Jednak jeżeli mowa o egzekucji dotyczącej zobowiązania zaciągniętego przed ślubem, egzekucja powinna być prowadzona z majątku osobistego dłużnika. Nie wyklucza to jednak możliwości zajęcia wspólnego konta małżonków. Podstawą w tym przypadku jest art. 891(2) kodeksu postępowania cywilnego, który stanowi, że:
1. Na podstawie tytułu wykonawczego wystawionego przeciwko dłużnikowi pozostającemu w związku małżeńskim można prowadzić egzekucję z rachunku wspólnego dłużnika i jego małżonka.
2. Przepis § 1 nie wyłącza możliwości obrony małżonka dłużnika w drodze powództwa o zwolnienie od egzekucji, jeżeli na rachunku wspólnym małżonków zgromadzono środki, które nie wchodzą do majątku osobistego dłużnika, albo też środki, które nie pochodzą z pobranego przez dłużnika wynagrodzenia za pracę, dochodów uzyskanych przez dłużnika z innej działalności zarobkowej, jak również z korzyści uzyskanych z jego praw autorskich i praw pokrewnych, praw własności przemysłowej oraz innych praw twórcy.
Jak zatrzymać egzekucję z konta wspólnego małżonków?
W przypadku, gdy doszło do komorniczego zajęcia konta wspólnego małżonków małżonek, który nie jest zobowiązany do spłaty zobowiązania, może przeciwdziałać zajęciu przynajmniej części pieniędzy, znajdujących się na wspólnym koncie.

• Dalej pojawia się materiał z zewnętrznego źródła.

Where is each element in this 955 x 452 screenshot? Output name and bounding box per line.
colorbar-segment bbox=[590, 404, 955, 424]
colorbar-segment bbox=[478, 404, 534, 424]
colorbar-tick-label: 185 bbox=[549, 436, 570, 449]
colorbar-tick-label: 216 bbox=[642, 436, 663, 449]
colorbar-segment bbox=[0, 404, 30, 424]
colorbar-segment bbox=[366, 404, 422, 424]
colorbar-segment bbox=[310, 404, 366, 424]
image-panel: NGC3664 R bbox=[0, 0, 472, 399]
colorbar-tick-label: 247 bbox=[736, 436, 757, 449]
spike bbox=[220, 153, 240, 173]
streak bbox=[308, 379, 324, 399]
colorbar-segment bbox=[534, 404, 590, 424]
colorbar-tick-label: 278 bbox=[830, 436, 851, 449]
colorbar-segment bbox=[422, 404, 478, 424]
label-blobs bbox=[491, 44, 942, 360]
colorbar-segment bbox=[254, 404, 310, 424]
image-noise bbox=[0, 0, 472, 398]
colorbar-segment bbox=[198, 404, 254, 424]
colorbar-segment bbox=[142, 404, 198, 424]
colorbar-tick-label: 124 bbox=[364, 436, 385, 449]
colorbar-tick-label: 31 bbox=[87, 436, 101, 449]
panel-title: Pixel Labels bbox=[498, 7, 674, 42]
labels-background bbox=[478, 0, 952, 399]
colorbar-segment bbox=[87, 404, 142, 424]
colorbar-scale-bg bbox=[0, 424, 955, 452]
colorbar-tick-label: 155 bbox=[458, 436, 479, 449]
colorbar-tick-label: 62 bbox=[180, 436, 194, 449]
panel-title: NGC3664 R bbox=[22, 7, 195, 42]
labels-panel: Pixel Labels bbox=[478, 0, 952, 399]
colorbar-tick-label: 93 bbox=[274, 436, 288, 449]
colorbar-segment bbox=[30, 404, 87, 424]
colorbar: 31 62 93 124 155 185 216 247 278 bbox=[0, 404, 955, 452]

W momencie, kiedy na kocie znajdują się środki pieniężne nienależące do majątku wspólnego, środki, które racji ich pochodzenia są wolne od zajęć komorniczych (na przykład pieniądze z alimentów, czy też renty), należy złożyć do banku oraz komornika zgłoszenie dotyczące środków, które nie podlegają zajęciu. Warto pamiętać, że zasadniczo część majątku wspólnego również nie podlega w takiej sytuacji zajęciu – tak więc można prowadzić egzekucję z wynagrodzenia dłużnika oraz z innej działalności zarobkowej dłużnika, jednak pieniądze uzyskane w ten sposób przez niezobowiązanego małżonka nie podlegają egzekucji.
W przypadkach problematycznych, jeżeli zajęte zostały wszystkie środki na koncie, w tym również wolne od zajęć komorniczych i nienależące do dłużnika, małżonek niezobowiązany może zdecydować się na złożenie skargi na czynności komornika, na podstawie art. 767 kodeksu postępowania cywilnego (na czynność komornika przysługuje skarga do sądu rejonowego, jeżeli ustawa nie stanowi inaczej).